Intégrer la faune sauvage et l’environnement

William B. Karesh, président de groupe de travail sur la faune sauvage de l’OIE, mentionne que l’institution a été impliquée dans la recherche de l’origine du Covid-19, dans le recensement des espèces susceptibles, ou non, de diffuser le virus à d’autres animaux. Elle a tenté de répondre aux questions : est-ce sans danger de manger du bœuf, du porc, des volailles, etc. ? Faut-il tester les animaux ? Ces informations ont été compilées par l’OIE et diffusées pour répondre aux demandes des différents pays. Des directives générales sur les animaux domestiques et les animaux sauvages ont été établies. William B. Karesh martèle l’importance d’intégrer la faune sauvage dans la réflexion sur la santé, et bien entendu l’environnement. « L’OIE travaille avec ses pays membres à améliorer les systèmes de gestion des urgences sanitaires, partageant les meilleures pratiques, les innovations, facilitant les réseaux. » L’OIE implique les services vétérinaires et les laboratoires dont les actions sont essentielles.

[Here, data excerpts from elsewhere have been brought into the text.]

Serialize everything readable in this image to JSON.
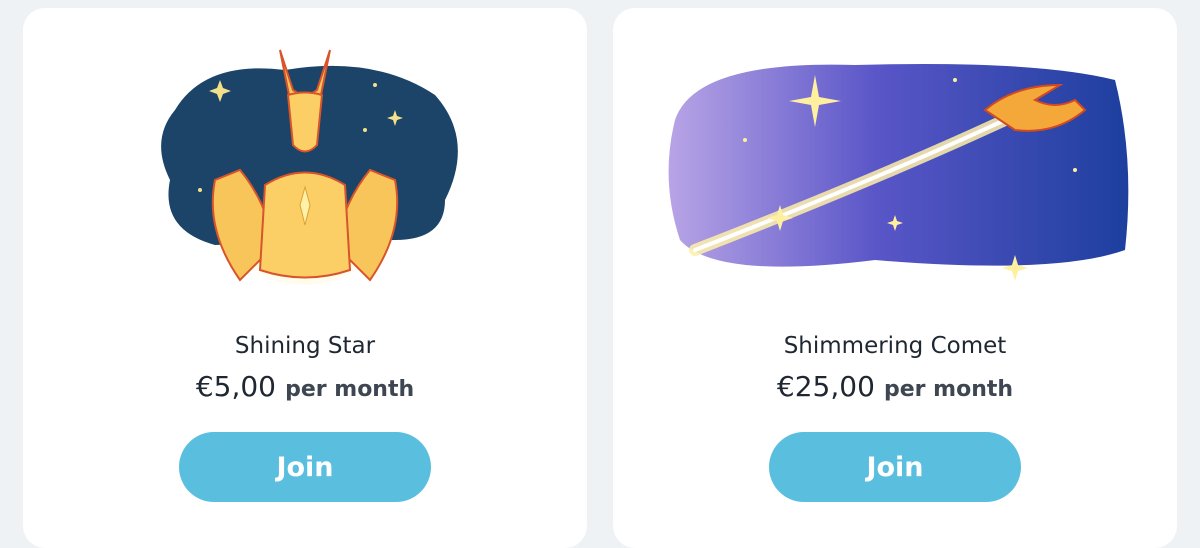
{
  "tiers": [
    {
      "name": "Shining Star",
      "price": "€5,00",
      "period": "per month",
      "button_label": "Join",
      "image_icon": "dragon-star-illustration"
    },
    {
      "name": "Shimmering Comet",
      "price": "€25,00",
      "period": "per month",
      "button_label": "Join",
      "image_icon": "comet-dragon-illustration"
    }
  ],
  "colors": {
    "background": "#eef2f5",
    "card": "#ffffff",
    "button": "#5abfdf",
    "button_text": "#ffffff",
    "text": "#1f2733"
  }
}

La santé des animaux aquatiques

Cette 88e session de l’OIE a été marquée par le lancement de la première stratégie mondiale sans précédent sur la santé des animaux aquatiques. Son objectif est « de protéger la santé de la vie sous l’eau et d’assurer un avenir durable ».

7e plan stratégique

Enfin, le 7e plan stratégique de l’OIE pour 2021-2025 a été lancé. Il a pour objectif de faire entendre la voix de l’institution dans les débats, dans les cadres de développement durable et de One Health. Ces sujets ont un impact direct sur l’équilibre socio-économique des populations rurales et la durabilité des systèmes de production animale. Ce plan intègre aussi la volonté que les services vétérinaires de tous les États membres soient mieux préparés à répondre à ces défis complexes et multiples, qui nécessitent un éventail de connaissances et de compétences plus large que celui qui peut être traditionnellement couvert dans les écoles vétérinaires.

Des informations en temps réel avec Wahis

Wahis, le Système mondial d’information zoosanitaire de l’OIE, a la capacité de fournir des données détaillées sur les maladies des animaux terrestres et aquatiques. Il a été entièrement repensé en mars 2021 pour améliorer la capacité à suivre les maladies animales et zoonotiques à l’échelle mondiale. OIE-Wahis fournit des informations en temps réel sur la situation mondiale de la santé animale, y compris un système de cartographie numérique. La plateforme fournit une analyse approfondie des données et constitue un outil essentiel pour la bonne gouvernance de la santé animale.